Cannabis companies and products are increasing in both acceptance and popularity. CBD, in particular, is truly revolutionizing the health and wellness industry. What is unclear, however, are the different laws and regulations governing the industry. State and federal laws differ on the topic rendering production and business complicated. There are also various governing bodies that have opinions on the matter including the US Food and Drug Administration (FDA), the US Department of Agriculture (USDA), the US Postal Service (USPS), and the Transportation Security Administration (TSA). Understanding where these agencies stand is important in determining what we are currently able to do and what we need to change to make improvements for the future of the industry.
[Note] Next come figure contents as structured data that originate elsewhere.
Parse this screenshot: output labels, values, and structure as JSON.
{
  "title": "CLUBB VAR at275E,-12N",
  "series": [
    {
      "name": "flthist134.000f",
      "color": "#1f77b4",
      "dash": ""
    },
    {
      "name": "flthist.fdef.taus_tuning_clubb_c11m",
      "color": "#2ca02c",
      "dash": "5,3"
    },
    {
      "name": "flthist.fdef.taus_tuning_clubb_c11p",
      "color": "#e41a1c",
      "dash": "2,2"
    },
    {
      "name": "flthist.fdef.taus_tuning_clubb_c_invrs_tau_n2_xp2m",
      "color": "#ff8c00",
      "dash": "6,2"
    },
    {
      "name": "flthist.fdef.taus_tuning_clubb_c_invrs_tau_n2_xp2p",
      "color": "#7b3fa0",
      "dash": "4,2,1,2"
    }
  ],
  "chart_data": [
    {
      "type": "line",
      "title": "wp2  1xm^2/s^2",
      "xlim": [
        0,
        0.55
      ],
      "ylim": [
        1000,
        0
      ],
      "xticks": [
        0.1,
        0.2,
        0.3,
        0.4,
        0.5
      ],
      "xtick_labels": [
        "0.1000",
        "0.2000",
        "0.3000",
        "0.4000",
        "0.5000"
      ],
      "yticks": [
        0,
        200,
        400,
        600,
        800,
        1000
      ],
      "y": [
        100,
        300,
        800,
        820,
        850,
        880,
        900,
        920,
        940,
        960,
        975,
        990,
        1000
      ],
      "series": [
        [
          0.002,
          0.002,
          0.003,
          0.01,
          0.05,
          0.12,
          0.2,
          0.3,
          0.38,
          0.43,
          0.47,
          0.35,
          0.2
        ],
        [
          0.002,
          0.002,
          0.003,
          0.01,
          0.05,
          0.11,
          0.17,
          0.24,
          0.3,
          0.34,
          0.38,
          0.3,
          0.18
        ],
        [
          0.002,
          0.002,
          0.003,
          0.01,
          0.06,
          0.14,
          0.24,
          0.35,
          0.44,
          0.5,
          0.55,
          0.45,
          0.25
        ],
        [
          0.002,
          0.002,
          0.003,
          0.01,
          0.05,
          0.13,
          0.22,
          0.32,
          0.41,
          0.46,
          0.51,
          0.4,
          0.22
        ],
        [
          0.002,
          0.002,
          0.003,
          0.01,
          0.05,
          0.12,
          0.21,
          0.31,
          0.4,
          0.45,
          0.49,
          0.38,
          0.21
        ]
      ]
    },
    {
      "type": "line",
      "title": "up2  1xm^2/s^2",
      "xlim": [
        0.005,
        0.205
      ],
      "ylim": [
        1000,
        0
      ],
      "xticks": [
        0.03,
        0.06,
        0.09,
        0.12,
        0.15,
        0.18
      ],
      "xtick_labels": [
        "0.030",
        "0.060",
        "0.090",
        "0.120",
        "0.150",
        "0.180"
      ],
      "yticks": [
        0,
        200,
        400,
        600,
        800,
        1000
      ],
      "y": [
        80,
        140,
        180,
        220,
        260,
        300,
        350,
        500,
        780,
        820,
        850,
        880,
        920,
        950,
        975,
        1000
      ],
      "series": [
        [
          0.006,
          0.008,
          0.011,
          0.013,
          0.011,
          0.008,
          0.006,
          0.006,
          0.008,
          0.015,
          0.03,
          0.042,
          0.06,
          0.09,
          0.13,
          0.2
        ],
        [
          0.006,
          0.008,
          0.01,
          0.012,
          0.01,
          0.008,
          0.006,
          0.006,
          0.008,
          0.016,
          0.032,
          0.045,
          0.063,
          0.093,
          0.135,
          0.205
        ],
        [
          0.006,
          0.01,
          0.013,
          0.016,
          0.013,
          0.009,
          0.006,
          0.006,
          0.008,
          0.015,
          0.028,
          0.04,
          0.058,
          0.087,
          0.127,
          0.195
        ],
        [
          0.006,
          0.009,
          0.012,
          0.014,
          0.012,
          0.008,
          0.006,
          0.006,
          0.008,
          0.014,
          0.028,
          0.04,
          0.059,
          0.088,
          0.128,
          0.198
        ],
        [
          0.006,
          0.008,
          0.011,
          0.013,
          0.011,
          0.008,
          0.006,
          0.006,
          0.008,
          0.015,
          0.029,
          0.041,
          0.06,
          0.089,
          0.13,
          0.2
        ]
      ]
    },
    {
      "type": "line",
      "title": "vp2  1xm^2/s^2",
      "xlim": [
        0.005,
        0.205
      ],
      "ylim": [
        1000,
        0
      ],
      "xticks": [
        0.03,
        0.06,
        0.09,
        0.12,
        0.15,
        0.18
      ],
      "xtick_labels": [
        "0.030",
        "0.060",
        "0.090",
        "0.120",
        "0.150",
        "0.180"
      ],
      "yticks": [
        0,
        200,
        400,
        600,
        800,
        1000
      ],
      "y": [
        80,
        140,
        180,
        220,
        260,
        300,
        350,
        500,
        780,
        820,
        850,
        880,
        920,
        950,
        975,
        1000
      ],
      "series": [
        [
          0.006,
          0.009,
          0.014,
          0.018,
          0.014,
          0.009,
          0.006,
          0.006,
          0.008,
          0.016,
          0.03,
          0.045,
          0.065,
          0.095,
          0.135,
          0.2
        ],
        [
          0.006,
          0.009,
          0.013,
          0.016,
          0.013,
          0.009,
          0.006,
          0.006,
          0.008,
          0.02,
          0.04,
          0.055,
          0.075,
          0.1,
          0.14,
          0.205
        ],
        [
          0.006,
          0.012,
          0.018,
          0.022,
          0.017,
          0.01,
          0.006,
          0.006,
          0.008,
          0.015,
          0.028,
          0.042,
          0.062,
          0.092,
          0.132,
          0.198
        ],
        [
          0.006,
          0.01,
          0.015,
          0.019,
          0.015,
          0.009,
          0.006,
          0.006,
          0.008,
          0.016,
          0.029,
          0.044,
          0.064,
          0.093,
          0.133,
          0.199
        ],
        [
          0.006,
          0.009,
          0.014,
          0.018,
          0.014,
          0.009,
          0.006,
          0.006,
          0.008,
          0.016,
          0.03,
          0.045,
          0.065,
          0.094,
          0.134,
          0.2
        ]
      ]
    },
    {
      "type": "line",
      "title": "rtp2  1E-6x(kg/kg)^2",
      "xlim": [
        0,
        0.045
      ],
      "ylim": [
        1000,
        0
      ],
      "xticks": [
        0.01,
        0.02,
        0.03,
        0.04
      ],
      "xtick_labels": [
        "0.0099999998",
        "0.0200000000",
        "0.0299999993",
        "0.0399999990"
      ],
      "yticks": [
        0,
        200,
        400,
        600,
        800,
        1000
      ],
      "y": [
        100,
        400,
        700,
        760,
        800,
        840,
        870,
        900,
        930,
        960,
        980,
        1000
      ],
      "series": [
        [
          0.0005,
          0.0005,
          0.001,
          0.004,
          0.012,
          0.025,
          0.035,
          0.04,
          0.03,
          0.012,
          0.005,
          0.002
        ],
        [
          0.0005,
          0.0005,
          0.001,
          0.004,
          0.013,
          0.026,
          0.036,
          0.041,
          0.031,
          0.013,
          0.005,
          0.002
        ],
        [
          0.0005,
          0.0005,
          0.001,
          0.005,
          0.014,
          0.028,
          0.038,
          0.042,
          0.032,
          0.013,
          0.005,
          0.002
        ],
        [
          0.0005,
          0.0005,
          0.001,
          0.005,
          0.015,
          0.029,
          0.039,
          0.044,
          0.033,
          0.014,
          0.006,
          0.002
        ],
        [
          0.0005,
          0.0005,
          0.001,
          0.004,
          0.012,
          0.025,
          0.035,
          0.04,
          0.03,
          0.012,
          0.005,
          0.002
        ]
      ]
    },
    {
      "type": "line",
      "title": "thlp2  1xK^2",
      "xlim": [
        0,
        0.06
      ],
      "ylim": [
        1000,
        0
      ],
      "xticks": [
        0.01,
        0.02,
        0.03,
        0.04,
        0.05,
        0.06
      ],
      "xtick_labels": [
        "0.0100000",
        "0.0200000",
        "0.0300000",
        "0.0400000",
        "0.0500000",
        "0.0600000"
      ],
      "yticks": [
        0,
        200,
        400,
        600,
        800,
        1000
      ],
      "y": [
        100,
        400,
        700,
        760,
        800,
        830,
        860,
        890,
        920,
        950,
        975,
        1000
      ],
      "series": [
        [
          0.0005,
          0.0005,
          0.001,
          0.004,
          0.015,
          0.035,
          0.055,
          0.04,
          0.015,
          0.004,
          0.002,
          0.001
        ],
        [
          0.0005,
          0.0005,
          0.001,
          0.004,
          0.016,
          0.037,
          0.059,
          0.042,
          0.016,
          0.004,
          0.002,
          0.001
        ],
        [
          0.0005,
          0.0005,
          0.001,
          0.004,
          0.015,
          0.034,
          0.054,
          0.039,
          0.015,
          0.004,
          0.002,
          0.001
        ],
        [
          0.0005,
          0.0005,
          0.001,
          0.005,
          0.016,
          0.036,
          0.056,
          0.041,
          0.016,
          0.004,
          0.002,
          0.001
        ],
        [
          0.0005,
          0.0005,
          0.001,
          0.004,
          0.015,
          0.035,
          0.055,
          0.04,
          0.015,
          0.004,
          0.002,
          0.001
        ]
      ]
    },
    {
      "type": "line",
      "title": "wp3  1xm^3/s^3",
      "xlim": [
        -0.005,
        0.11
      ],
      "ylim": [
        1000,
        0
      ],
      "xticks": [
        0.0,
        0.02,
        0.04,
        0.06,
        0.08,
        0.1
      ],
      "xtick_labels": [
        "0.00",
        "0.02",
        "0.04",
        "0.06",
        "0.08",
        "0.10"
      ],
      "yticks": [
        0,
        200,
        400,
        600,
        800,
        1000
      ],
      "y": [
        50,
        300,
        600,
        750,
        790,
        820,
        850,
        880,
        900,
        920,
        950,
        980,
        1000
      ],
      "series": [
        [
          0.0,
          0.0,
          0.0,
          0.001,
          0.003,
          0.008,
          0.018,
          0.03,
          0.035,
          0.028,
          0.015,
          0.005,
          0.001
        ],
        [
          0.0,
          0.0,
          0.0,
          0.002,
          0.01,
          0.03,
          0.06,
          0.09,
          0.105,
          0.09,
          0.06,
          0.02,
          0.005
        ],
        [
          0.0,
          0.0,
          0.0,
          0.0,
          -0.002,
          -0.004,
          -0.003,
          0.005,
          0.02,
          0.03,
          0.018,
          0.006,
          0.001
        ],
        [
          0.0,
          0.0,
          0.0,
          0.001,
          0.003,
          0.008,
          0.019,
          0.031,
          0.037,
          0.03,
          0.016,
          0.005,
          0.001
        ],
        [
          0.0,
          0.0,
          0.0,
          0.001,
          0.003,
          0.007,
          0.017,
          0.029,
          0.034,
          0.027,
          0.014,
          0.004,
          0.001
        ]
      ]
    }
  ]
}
Since the Farm Bill of 2018 was passed, the FDA maintains that the interstate sale of CBD is unlawful due to the fact that it has been considered a drug and therefore cannot be considered a food or a supplement. However, with such demand for CBD infused food and beverages as well as dietary supplements, the FDA has been forced to review their stance. On May 31, the agency held a public meeting which gave voice to the companies to provide information and data regarding the CBD market. The FDA also created a working group to evaluate the regulations for the non-drug uses of CBD. There is expected to be an update to this effect later this summer.
The USDA published an opinion letter in May of 2018 to state that the states, as well as Native American tribes, cannot prevent the transportation or shipping of cannabis-based products as per the Farm Bill of 2014. They maintained that the interference of either would be considered illegal since the Farm Bill of 2018 allows for the production of cannabis and hemp products under other Federal laws, including the Farm Bill of 2014. This opinion letter is non-binding; however, it is clear that the USDA does not support state or tribe interference with lawfully grown and processed products.
The USPS released a statement in March of 2019 to shed light on the mailing and shipment of CBD products. The most recent guidelines, made clear in June, allow for the mailing of products as long as the levels of THC do not surpass 0.3%. The mailer must also be in line with all federal, state, and local laws concerning production, distribution, and sale. Further, the mailer must retain records of such for no less than two years after the mailing date. With that said, they highlight that the mailing of food and dietary supplements would be legal since they are not approved by the FDA. This matter still needs to be clarified by the USPS and officially litigated.
The TSA has been notoriously confusing when it comes to traveling with CBD products. They have since made clarifications to state that the transportation of CBD products remains illegal under federal law if they surpass the legal amount of 0.3% THC or unless they are approved by the FDA. This reads that products that are still not approved by the FDA but remain under the legal THC level are permitted for travel. However, travelers should still proceed with caution as the final decision can be made by the TSA officer and the TSA could test products to verify their THC amount. However, current tests used by the TSA can only determine if THC is present and are not sophisticated enough to determine exact levels.
While all of these agencies appear to have regulations that legalize the transportation and shipping of CBD products, there is still a lot of gray area and companies and travelers should proceed with caution. The policies are too broad and leave too much room for interpretation or judgement from officers or local law enforcement. This is expected to change as CBD becomes more widely accepted, but it takes time to change mindsets as well as regulations.